— 𝘼𝙉𝘼𝙎𝙀𝙍𝘼 —
"Saya dan Nirmala akan bercerai."
Kinanti menatap anak kecil yang berada di sebelah Alano, anak perempuan seusia Kaluna itu tampak canggung ketika berhadapan dengan orang baru. Apalagi ketika melihat ekspresi Kinanti yang datar, dia seperti akan menangis.
"Tapi, saya ke sini sebenarnya cuma ingin tahu kondisi kamu saja," kata Alano. "Saya dengar kamu kecelakaan."
"Pertemukan aku dengan Nirmala."
"Apa?"
"Hari ini jika boleh."
"Kinanti," panggil Alano. "Apa maksud kamu?"
"Aku mau bicara sama Nirmala, ada yang ingin aku bicarakan dengan dia," beber Kinanti. "Hubungi dia, bilang ke dia untuk segera datang ke tempat yang akan aku sebutkan nanti."
Alano bingung. Kedatangannya bermaksud untuk memastikan kondisi Kinanti baik-baik saja, sekaligus mengabarkan perceraiannya dengan Nirmala. Tapi, ketika Kinanti bilang dia ingin bertemu dengan Nirmala, tentu saja membuatnya kebingungan. Apa yang akan Kinanti bicarakan dengan Nirmala?
"Atau begini, deh," kata Kinanti. "Berhubung anak-anak sedang di sekolah, aku mau ke rumah kalian, aku mau bertemu dengan Nirmala."
"Sekarang banget?"
"Ya." Kinanti menjawab sembari melirik Senna yang kelihatan makin canggung. "Sebaiknya kamu periksa anak kamu itu, apa dia juga terluka atau tidak."
"Maksud kamu?"
"Ayo!" Kinanti beranjak berdiri. "Bawa aku ke rumah kamu, aku mau bertemu dengan Nirmala."
— 𝘼𝙉𝘼𝙎𝙀𝙍𝘼 —
Anasera bingung. Dia mendadak lupa dengan perintah gurunya saat ia berada di gudang saat ini.
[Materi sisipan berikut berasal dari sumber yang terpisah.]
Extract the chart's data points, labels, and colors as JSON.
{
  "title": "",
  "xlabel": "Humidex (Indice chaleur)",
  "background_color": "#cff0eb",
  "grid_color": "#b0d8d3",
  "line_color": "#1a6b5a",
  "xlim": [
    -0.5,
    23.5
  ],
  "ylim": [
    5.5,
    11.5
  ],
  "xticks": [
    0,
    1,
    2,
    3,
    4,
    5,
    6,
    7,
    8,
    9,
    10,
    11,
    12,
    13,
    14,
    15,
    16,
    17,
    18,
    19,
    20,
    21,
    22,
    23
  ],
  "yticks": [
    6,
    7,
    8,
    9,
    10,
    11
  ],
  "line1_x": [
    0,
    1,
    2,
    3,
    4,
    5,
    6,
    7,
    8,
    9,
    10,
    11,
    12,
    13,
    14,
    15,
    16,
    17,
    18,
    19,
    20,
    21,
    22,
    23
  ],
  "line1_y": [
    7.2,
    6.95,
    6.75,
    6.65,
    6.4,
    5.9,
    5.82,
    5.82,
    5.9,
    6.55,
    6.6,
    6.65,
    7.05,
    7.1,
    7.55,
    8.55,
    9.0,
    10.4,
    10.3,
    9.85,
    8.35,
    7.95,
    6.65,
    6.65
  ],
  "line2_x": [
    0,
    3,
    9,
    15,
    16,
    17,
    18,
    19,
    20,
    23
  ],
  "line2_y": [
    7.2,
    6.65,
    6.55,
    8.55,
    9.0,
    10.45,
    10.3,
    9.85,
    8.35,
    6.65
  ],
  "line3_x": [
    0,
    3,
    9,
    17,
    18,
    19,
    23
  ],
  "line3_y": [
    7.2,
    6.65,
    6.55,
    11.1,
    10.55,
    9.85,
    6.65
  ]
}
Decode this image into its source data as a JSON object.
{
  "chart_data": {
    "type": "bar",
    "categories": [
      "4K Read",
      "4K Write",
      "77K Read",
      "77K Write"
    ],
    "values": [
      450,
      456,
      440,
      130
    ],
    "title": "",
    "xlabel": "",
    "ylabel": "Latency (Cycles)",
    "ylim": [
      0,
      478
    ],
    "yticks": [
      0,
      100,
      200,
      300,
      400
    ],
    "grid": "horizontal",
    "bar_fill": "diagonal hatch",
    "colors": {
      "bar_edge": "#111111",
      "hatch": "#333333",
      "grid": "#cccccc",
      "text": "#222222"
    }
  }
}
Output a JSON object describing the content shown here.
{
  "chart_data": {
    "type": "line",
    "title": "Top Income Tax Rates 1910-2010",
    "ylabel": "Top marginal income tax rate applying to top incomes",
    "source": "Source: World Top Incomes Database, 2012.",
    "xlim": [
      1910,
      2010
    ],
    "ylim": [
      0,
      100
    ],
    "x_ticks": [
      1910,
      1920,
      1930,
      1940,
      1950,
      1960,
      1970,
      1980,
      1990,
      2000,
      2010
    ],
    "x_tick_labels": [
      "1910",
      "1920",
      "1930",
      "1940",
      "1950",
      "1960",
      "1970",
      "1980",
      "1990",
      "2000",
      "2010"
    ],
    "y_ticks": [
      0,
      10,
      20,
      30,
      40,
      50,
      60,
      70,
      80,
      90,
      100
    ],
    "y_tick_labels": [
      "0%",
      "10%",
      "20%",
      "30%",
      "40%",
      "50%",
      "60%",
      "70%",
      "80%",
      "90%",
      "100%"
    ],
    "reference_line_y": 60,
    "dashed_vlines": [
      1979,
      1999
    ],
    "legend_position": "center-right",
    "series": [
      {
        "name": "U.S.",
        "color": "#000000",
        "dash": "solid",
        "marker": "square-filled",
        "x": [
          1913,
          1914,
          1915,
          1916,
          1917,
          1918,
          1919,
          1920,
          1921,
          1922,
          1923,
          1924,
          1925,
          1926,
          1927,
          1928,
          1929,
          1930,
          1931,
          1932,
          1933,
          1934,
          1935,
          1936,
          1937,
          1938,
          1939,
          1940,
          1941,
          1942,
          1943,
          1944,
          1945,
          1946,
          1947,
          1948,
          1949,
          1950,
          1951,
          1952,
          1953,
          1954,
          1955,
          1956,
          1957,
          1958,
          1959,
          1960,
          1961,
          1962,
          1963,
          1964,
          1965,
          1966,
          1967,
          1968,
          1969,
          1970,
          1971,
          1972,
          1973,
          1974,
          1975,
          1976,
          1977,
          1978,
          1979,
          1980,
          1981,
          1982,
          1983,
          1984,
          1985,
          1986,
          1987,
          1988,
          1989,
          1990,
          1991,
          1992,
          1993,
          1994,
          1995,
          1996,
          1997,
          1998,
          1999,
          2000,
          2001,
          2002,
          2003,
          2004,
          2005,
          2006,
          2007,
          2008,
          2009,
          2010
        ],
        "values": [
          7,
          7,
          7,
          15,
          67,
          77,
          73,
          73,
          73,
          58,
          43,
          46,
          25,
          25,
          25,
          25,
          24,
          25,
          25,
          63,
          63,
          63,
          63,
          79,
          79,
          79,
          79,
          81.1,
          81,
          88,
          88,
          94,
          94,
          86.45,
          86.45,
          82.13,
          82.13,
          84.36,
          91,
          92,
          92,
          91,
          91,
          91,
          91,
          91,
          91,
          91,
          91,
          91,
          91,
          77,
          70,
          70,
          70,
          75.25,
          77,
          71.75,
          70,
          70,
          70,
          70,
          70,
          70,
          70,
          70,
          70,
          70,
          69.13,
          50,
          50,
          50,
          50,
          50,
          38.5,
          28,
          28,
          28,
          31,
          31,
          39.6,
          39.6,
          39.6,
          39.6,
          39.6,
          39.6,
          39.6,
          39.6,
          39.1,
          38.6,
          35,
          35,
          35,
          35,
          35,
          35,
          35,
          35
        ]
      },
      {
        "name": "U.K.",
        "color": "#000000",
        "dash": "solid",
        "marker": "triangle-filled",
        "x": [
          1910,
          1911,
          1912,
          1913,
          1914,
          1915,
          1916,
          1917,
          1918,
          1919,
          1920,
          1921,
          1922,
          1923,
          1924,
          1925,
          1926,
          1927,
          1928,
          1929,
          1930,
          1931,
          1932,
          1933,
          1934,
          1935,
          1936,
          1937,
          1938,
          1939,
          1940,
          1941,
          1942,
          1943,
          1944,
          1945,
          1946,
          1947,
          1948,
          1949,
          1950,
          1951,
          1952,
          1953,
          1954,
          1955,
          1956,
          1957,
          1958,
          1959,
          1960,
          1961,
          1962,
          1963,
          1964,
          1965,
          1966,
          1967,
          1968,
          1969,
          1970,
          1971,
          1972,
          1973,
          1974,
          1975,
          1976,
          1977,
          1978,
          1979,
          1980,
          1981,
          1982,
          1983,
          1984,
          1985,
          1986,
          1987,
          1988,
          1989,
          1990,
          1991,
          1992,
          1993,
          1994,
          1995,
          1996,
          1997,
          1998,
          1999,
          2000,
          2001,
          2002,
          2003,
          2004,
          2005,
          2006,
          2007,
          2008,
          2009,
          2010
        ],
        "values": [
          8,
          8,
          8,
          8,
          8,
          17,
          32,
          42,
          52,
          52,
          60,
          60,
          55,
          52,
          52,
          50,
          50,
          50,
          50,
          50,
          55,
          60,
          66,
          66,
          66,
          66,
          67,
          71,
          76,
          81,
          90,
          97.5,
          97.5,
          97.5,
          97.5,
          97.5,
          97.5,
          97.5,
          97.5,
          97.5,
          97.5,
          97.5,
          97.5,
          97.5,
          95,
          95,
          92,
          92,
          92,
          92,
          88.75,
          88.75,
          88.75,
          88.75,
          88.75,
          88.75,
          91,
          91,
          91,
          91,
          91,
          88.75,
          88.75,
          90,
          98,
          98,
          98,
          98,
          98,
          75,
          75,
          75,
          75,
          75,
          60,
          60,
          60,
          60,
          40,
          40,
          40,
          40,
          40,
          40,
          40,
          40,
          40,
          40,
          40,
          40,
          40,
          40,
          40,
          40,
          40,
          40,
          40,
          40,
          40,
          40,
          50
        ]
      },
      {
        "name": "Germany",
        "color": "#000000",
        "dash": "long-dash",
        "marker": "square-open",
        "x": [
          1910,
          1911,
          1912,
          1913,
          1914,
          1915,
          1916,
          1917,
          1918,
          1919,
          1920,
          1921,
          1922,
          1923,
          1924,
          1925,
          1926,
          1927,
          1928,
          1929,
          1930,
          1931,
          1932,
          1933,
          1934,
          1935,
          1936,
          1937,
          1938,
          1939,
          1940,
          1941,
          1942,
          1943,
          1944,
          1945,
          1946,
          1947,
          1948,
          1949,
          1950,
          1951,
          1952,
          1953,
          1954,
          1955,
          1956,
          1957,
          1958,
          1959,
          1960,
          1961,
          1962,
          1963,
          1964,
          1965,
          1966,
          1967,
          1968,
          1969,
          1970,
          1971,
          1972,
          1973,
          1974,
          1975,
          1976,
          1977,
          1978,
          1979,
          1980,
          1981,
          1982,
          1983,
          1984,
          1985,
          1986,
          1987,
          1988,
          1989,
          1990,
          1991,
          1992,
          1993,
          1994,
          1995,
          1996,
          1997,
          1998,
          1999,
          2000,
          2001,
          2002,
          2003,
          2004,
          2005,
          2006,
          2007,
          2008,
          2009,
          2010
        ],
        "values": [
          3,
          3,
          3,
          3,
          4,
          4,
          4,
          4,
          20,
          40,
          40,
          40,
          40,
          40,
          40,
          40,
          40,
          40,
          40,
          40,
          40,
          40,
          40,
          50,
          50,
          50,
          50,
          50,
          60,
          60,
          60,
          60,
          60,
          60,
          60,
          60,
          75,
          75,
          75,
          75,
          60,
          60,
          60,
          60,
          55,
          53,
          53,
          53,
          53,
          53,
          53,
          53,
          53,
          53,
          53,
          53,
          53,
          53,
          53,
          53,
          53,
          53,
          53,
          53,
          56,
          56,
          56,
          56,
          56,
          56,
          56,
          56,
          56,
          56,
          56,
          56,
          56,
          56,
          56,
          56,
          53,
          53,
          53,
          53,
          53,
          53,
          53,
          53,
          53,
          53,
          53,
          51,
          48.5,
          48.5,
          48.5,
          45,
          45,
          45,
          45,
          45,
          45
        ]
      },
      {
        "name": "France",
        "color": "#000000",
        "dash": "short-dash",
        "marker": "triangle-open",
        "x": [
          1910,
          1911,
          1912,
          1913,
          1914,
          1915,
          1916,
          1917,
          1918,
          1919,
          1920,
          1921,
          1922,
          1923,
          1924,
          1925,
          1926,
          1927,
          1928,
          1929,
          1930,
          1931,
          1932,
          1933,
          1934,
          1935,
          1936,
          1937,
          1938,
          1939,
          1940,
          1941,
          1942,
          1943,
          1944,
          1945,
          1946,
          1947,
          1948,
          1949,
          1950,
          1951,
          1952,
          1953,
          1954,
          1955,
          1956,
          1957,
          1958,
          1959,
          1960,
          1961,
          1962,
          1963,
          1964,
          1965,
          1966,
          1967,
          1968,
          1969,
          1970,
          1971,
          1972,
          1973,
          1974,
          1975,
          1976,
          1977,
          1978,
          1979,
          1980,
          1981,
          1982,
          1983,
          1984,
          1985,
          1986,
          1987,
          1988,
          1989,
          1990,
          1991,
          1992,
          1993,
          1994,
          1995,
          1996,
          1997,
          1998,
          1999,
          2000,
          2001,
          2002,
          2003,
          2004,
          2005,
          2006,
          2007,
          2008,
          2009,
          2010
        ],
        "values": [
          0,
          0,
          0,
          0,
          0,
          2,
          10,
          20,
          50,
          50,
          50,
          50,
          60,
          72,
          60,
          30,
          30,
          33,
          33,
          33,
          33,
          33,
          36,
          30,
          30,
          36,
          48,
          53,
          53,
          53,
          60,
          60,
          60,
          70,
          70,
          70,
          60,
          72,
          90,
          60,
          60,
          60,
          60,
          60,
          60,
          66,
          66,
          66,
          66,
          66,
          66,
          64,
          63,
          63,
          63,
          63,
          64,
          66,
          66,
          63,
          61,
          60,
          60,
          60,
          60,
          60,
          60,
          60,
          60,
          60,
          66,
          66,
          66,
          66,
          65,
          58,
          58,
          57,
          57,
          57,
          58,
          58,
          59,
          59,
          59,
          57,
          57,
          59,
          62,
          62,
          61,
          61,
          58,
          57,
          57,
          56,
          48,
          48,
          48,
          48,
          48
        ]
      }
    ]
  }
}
Sejujurnya, Anasera sering kebingungan akhir-akhir ini, bahkan buruknya bisa sampai lupa.
"Ana harus bawa apa, ya?"
"Ana lupa."
Anasera memasuki gudang penuh barang bekas itu, ia batuk-batuk begitu sampai di dalam karena debu yang tebal.
"Ana!"
Seruan itu berasal dari Arjuna, buru-buru Anasera berbalik dan tersenyum menghadap ke arahnya. Arjuna berkacak pinggang.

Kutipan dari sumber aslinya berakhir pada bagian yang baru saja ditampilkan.